Deep-learning-assisted Sort-Seq enables high-throughput profiling of gene expression characteristics with high precision

As an essential physiological process, gene expression determines the function of each cell. However, owing to the complex nondeterministic and nonlinear nature of gene expression, the steady-state intracellular protein abundance of a clonal population forms a distribution. The characteristics of this distribution, including expression strength and noise, are closely related to cellular behavior. Therefore, quantitative description of these characteristics is an important goal in biology. This task, however, has so far relied on arrayed methods, which are time-consuming and labor-intensive. To address this issue, we propose a deep-learning-assisted Sort-Seq approach (dSort-Seq) in this work, enabling high-throughput profiling of expression properties with high precision. We demonstrated the validity of dSort-Seq for large-scale assaying of the dose‒response relationships of biosensors.
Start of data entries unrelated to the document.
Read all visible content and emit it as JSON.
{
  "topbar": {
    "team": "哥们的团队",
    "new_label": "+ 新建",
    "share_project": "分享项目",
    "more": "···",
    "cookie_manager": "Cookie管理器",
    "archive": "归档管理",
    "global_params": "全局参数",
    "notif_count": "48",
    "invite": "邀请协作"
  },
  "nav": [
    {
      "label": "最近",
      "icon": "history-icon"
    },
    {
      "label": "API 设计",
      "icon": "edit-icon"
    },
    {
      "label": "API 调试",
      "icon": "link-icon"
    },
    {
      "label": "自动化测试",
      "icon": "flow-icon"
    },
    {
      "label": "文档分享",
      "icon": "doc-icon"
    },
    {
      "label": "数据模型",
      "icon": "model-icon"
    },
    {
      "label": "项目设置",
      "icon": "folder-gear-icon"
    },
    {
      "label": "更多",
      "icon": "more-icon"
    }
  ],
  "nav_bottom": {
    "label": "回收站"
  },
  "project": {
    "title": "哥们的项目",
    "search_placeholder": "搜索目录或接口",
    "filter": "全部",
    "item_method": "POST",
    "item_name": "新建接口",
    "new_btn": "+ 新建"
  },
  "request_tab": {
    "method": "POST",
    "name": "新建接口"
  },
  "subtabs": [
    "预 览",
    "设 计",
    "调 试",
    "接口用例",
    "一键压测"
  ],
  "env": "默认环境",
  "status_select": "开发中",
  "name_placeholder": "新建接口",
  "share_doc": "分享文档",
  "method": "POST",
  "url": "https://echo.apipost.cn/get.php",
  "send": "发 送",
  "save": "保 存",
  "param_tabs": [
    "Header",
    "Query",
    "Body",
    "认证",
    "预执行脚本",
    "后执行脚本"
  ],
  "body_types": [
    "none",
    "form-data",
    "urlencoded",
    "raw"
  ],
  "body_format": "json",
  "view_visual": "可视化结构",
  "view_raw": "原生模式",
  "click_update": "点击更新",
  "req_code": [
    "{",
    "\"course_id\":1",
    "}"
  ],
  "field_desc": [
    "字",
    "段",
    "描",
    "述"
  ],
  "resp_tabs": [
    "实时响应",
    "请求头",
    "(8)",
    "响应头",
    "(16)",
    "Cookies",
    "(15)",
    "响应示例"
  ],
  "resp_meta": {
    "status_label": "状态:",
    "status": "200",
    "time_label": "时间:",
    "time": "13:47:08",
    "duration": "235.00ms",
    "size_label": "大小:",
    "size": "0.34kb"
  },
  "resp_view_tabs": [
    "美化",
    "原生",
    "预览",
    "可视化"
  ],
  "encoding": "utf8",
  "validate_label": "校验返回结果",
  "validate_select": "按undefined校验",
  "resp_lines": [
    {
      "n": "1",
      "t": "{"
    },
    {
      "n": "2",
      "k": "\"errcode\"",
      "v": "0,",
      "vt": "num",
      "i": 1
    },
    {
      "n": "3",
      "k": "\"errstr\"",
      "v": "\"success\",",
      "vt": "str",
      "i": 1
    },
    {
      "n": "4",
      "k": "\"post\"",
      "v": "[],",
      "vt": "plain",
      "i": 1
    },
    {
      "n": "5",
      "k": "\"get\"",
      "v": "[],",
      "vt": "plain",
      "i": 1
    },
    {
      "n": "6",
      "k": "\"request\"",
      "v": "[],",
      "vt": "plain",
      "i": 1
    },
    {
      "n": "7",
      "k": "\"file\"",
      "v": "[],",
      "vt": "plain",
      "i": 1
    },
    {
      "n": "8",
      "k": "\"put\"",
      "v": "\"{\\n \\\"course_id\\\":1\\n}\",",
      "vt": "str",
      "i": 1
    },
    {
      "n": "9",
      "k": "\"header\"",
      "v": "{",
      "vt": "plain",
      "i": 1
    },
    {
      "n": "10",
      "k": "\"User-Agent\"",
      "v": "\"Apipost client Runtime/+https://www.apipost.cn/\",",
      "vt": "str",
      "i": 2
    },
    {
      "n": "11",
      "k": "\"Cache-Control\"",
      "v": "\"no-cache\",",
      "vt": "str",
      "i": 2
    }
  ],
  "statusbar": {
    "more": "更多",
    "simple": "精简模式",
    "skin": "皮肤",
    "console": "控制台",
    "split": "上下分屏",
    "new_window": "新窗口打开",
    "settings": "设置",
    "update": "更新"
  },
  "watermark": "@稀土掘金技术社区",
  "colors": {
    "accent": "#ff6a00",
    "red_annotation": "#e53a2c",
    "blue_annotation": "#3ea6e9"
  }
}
In addition, we comprehensively investigated the contribution of transcription and translation to noise production in E. coli, from which we discovered that the expression noise is strongly coupled with the mean expression level instead of translation strength, even in the case of weak transcription. We also discovered that the transcriptional interference caused by overlapping RpoD-binding sites contributes to noise production, which suggested the existence of a simple and feasible noise control strategy in E. coli. Overall, dSort-Seq is able to efficiently determine the strength-noise landscape, which has promising applications in studies related to gene expression. ### Competing Interest Statement The authors have declared no competing interest.